What do Steve Jobs (CEO, Apple Inc.), David Neeleman (Jet Blue Airlines) and Stephen Hawking (Nobel prize physicist) have in common?

They have or have had physical or mental disabilities.

About 22 million Americans ages 21 to 64, or about 13 percent of the working-age population, have a disability. Yet only 38 percent of persons with disabilities are employed, compared with 80 percent of Americans without a disability. Among college graduates, 55 percent of persons with disabilities are employed, compared with 83 percent who do not have a disability, according to the Web site Disabilitystatistics.org.

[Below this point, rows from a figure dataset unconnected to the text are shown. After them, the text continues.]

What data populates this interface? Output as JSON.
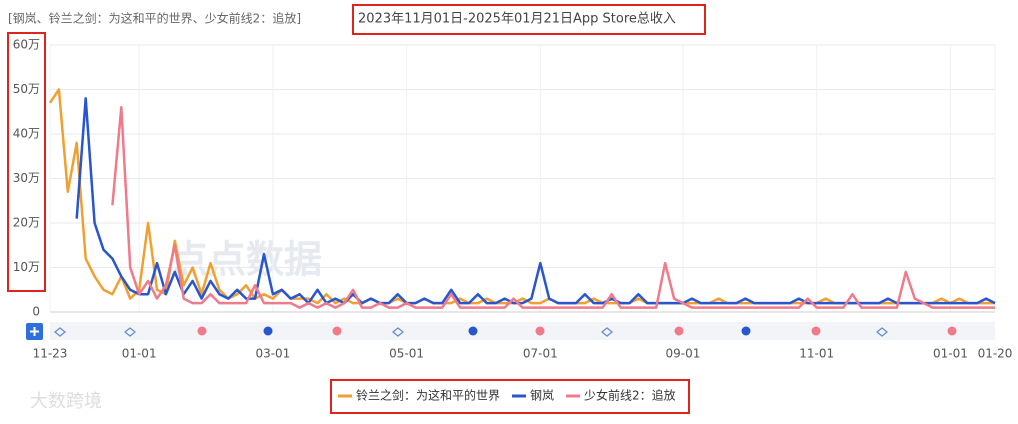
{
  "chart_data": {
    "type": "line",
    "title": "[钢岚、铃兰之剑：为这和平的世界、少女前线2：追放]",
    "subtitle": "2023年11月01日-2025年01月21日App Store总收入",
    "watermark": "点点数据",
    "footer_watermark": "大数跨境",
    "categories": [
      "11-23",
      null,
      null,
      null,
      null,
      null,
      null,
      null,
      null,
      null,
      "01-01",
      null,
      null,
      null,
      null,
      null,
      null,
      null,
      null,
      null,
      null,
      null,
      null,
      null,
      null,
      "03-01",
      null,
      null,
      null,
      null,
      null,
      null,
      null,
      null,
      null,
      null,
      null,
      null,
      null,
      null,
      "05-01",
      null,
      null,
      null,
      null,
      null,
      null,
      null,
      null,
      null,
      null,
      null,
      null,
      null,
      null,
      "07-01",
      null,
      null,
      null,
      null,
      null,
      null,
      null,
      null,
      null,
      null,
      null,
      null,
      null,
      null,
      null,
      "09-01",
      null,
      null,
      null,
      null,
      null,
      null,
      null,
      null,
      null,
      null,
      null,
      null,
      null,
      null,
      "11-01",
      null,
      null,
      null,
      null,
      null,
      null,
      null,
      null,
      null,
      null,
      null,
      null,
      null,
      null,
      "01-01",
      null,
      null,
      null,
      null,
      "01-20"
    ],
    "ylim": [
      0,
      60
    ],
    "yticks": [
      0,
      {
        "value": 10,
        "label": "10万"
      },
      {
        "value": 20,
        "label": "20万"
      },
      {
        "value": 30,
        "label": "30万"
      },
      {
        "value": 40,
        "label": "40万"
      },
      {
        "value": 50,
        "label": "50万"
      },
      {
        "value": 60,
        "label": "60万"
      }
    ],
    "grid": true,
    "legend": "bottom",
    "series": [
      {
        "name": "铃兰之剑：为这和平的世界",
        "color": "#f0a030",
        "values": [
          47,
          50,
          27,
          38,
          12,
          8,
          5,
          4,
          8,
          3,
          5,
          20,
          5,
          4,
          16,
          6,
          10,
          4,
          11,
          5,
          3,
          4,
          6,
          3,
          4,
          3,
          5,
          3,
          3,
          3,
          2,
          4,
          2,
          3,
          2,
          2,
          3,
          2,
          2,
          3,
          2,
          2,
          3,
          2,
          2,
          2,
          3,
          2,
          2,
          3,
          2,
          2,
          2,
          3,
          2,
          2,
          3,
          2,
          2,
          2,
          2,
          3,
          2,
          2,
          2,
          2,
          3,
          2,
          2,
          2,
          2,
          2,
          2,
          2,
          2,
          3,
          2,
          2,
          2,
          2,
          2,
          2,
          2,
          2,
          2,
          2,
          2,
          3,
          2,
          2,
          2,
          2,
          2,
          2,
          2,
          2,
          2,
          2,
          2,
          2,
          3,
          2,
          3,
          2,
          2,
          2,
          2
        ]
      },
      {
        "name": "钢岚",
        "color": "#2855d0",
        "values": [
          null,
          null,
          null,
          21,
          48,
          20,
          14,
          12,
          8,
          5,
          4,
          4,
          11,
          4,
          9,
          4,
          7,
          3,
          7,
          4,
          3,
          5,
          3,
          3,
          13,
          4,
          5,
          3,
          4,
          2,
          5,
          2,
          3,
          2,
          4,
          2,
          3,
          2,
          2,
          4,
          2,
          2,
          3,
          2,
          2,
          5,
          2,
          2,
          4,
          2,
          2,
          3,
          2,
          2,
          3,
          11,
          3,
          2,
          2,
          2,
          4,
          2,
          2,
          3,
          2,
          2,
          4,
          2,
          2,
          2,
          2,
          2,
          3,
          2,
          2,
          2,
          2,
          2,
          3,
          2,
          2,
          2,
          2,
          2,
          3,
          2,
          2,
          2,
          2,
          2,
          2,
          2,
          2,
          2,
          3,
          2,
          2,
          2,
          2,
          2,
          2,
          2,
          2,
          2,
          2,
          3,
          2
        ]
      },
      {
        "name": "少女前线2：追放",
        "color": "#f07a8a",
        "values": [
          null,
          null,
          null,
          null,
          null,
          null,
          null,
          24,
          46,
          10,
          4,
          7,
          3,
          6,
          15,
          3,
          2,
          2,
          4,
          2,
          2,
          2,
          2,
          6,
          2,
          2,
          2,
          2,
          1,
          2,
          1,
          2,
          1,
          2,
          5,
          1,
          1,
          2,
          1,
          1,
          2,
          1,
          1,
          1,
          1,
          4,
          1,
          1,
          1,
          1,
          1,
          1,
          3,
          1,
          1,
          1,
          1,
          1,
          1,
          1,
          1,
          1,
          1,
          4,
          1,
          1,
          1,
          1,
          1,
          11,
          3,
          2,
          1,
          1,
          1,
          1,
          1,
          1,
          1,
          1,
          1,
          1,
          1,
          1,
          1,
          3,
          1,
          1,
          1,
          1,
          4,
          1,
          1,
          1,
          1,
          1,
          9,
          3,
          2,
          1,
          1,
          1,
          1,
          1,
          1,
          1,
          1
        ]
      }
    ]
  }
}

To help businesses tap into this underutilized talent pool, 10 business representatives from Binghamton, Syracuse, Ithaca, Rochester and Buffalo as well as staff from Cornell and the Tompkins County Chamber of Commerce, met at the ILR Conference Center on April 2 to inaugurate the Business Leadership Network (BLN) of CNY. This new chapter of the U.S. Business Leadership Network is co-chaired by Lynette Chappell-Williams, director of Cornell's Office of Workforce Diversity, Equity and Life Quality and Tony Ruiz-Quintanilla, director of the Disability and Business Technical Assistance Center (DBTAC) of Cornell's Employment and Disability Institute in the ILR School.

Started in the mid-1990s as part of the President's Committee on People with Disabilities, BLN has chapters in 32 states to help businesses understand how to hire and retain talented individuals who have a disability (see http://www.usbln.org for more information).

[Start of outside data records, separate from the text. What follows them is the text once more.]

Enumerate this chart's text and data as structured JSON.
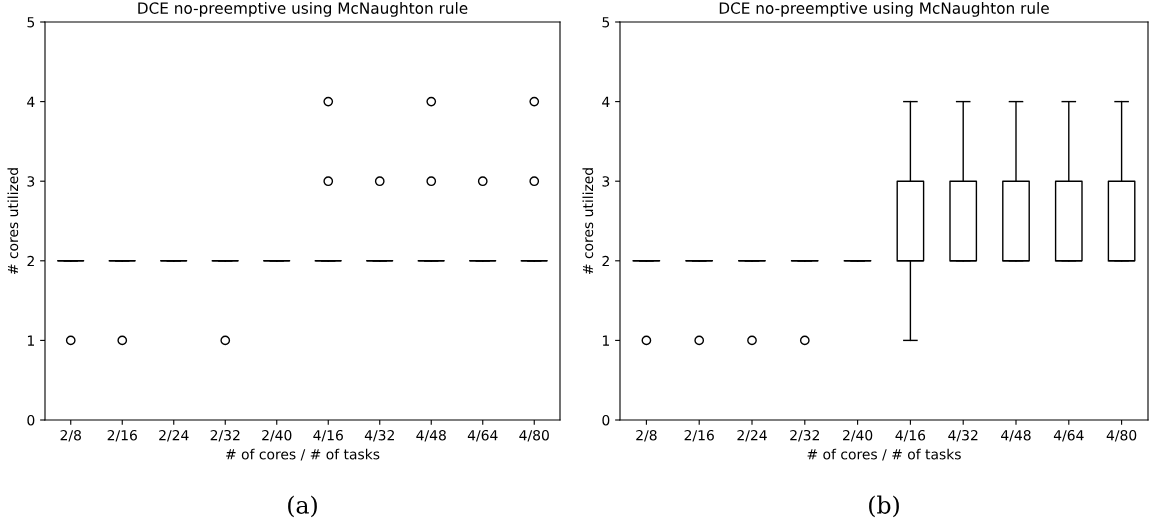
{
  "chart_data": [
    {
      "type": "box",
      "title": "DCE no-preemptive using McNaughton rule",
      "xlabel": "# of cores / # of tasks",
      "ylabel": "# cores utilized",
      "categories": [
        "2/8",
        "2/16",
        "2/24",
        "2/32",
        "2/40",
        "4/16",
        "4/32",
        "4/48",
        "4/64",
        "4/80"
      ],
      "ylim": [
        0,
        5
      ],
      "yticks": [
        0,
        1,
        2,
        3,
        4,
        5
      ],
      "grid": false,
      "annotations": [
        "(a)"
      ],
      "series": [
        {
          "color": "#000000",
          "boxes": [
            {
              "low": 2,
              "q1": 2,
              "median": 2,
              "q3": 2,
              "high": 2,
              "outliers": [
                1
              ]
            },
            {
              "low": 2,
              "q1": 2,
              "median": 2,
              "q3": 2,
              "high": 2,
              "outliers": [
                1
              ]
            },
            {
              "low": 2,
              "q1": 2,
              "median": 2,
              "q3": 2,
              "high": 2
            },
            {
              "low": 2,
              "q1": 2,
              "median": 2,
              "q3": 2,
              "high": 2,
              "outliers": [
                1
              ]
            },
            {
              "low": 2,
              "q1": 2,
              "median": 2,
              "q3": 2,
              "high": 2
            },
            {
              "low": 2,
              "q1": 2,
              "median": 2,
              "q3": 2,
              "high": 2,
              "outliers": [
                3,
                4
              ]
            },
            {
              "low": 2,
              "q1": 2,
              "median": 2,
              "q3": 2,
              "high": 2,
              "outliers": [
                3
              ]
            },
            {
              "low": 2,
              "q1": 2,
              "median": 2,
              "q3": 2,
              "high": 2,
              "outliers": [
                3,
                4
              ]
            },
            {
              "low": 2,
              "q1": 2,
              "median": 2,
              "q3": 2,
              "high": 2,
              "outliers": [
                3
              ]
            },
            {
              "low": 2,
              "q1": 2,
              "median": 2,
              "q3": 2,
              "high": 2,
              "outliers": [
                3,
                4
              ]
            }
          ]
        }
      ]
    },
    {
      "type": "box",
      "title": "DCE no-preemptive using McNaughton rule",
      "xlabel": "# of cores / # of tasks",
      "ylabel": "# cores utilized",
      "categories": [
        "2/8",
        "2/16",
        "2/24",
        "2/32",
        "2/40",
        "4/16",
        "4/32",
        "4/48",
        "4/64",
        "4/80"
      ],
      "ylim": [
        0,
        5
      ],
      "yticks": [
        0,
        1,
        2,
        3,
        4,
        5
      ],
      "grid": false,
      "annotations": [
        "(b)"
      ],
      "series": [
        {
          "color": "#000000",
          "boxes": [
            {
              "low": 2,
              "q1": 2,
              "median": 2,
              "q3": 2,
              "high": 2,
              "outliers": [
                1
              ]
            },
            {
              "low": 2,
              "q1": 2,
              "median": 2,
              "q3": 2,
              "high": 2,
              "outliers": [
                1
              ]
            },
            {
              "low": 2,
              "q1": 2,
              "median": 2,
              "q3": 2,
              "high": 2,
              "outliers": [
                1
              ]
            },
            {
              "low": 2,
              "q1": 2,
              "median": 2,
              "q3": 2,
              "high": 2,
              "outliers": [
                1
              ]
            },
            {
              "low": 2,
              "q1": 2,
              "median": 2,
              "q3": 2,
              "high": 2
            },
            {
              "low": 1,
              "q1": 2,
              "median": 2,
              "q3": 3,
              "high": 4
            },
            {
              "low": 2,
              "q1": 2,
              "median": 2,
              "q3": 3,
              "high": 4
            },
            {
              "low": 2,
              "q1": 2,
              "median": 2,
              "q3": 3,
              "high": 4
            },
            {
              "low": 2,
              "q1": 2,
              "median": 2,
              "q3": 3,
              "high": 4
            },
            {
              "low": 2,
              "q1": 2,
              "median": 2,
              "q3": 3,
              "high": 4
            }
          ]
        }
      ]
    }
  ]
}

"The BLN exists because there is a dire need to include people with disabilities in the workforce," said Katherine McCary, president of the national organization, via telephone conferencing at the meeting. "U.S. businesses who create the products and services needed to serve those with disabilities have a strong competitive advantage over those businesses that don't."

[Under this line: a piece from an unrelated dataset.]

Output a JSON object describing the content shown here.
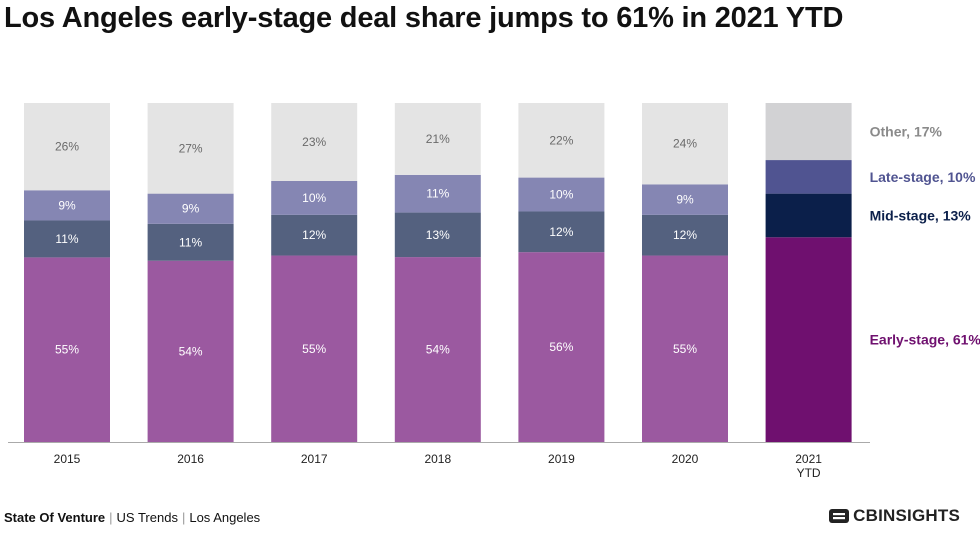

Myths and fears are the greatest barriers to employing persons with disabilities. Hannah Rudstam, a senior extension associate with DBTAC-NE, told the group that businesses don't gain a competitive advantage by complying with the law regarding disabilities, but by developing a reputation for disability inclusiveness.

"Being among the first to recognize that people with disabilities are diverse, skilled, high-performing workers and engaged employees can become a significant part of your company's business strategy," said Ruiz-Quintanilla.

Rudstam used her business card, printed in Braille, as an example of her organization's commitment to inclusiveness. Web sites, she said, also are an indicator of commitment to persons with disabilities. "If a business organization's Web site or application process is not accessible, then the organization is not accessible," she said.

She also addressed the myth that disability accommodations are expensive, citing a Job Accommodation Network study that found that 49 percent of reasonable accommodations cost nothing and 78 percent cost less than $500. The same study showed that employees who were accommodated were more productive, absent less often and less likely to leave a job.

Rudstam also noted that although age-related disabilities are increasing in the workforce, so are disabilities in war veterans as well as hidden disabilities, such as mental illness, which affect people of all ages. Thus, disability accommodations will become even more important in the years ahead in developing successful talent retention strategies.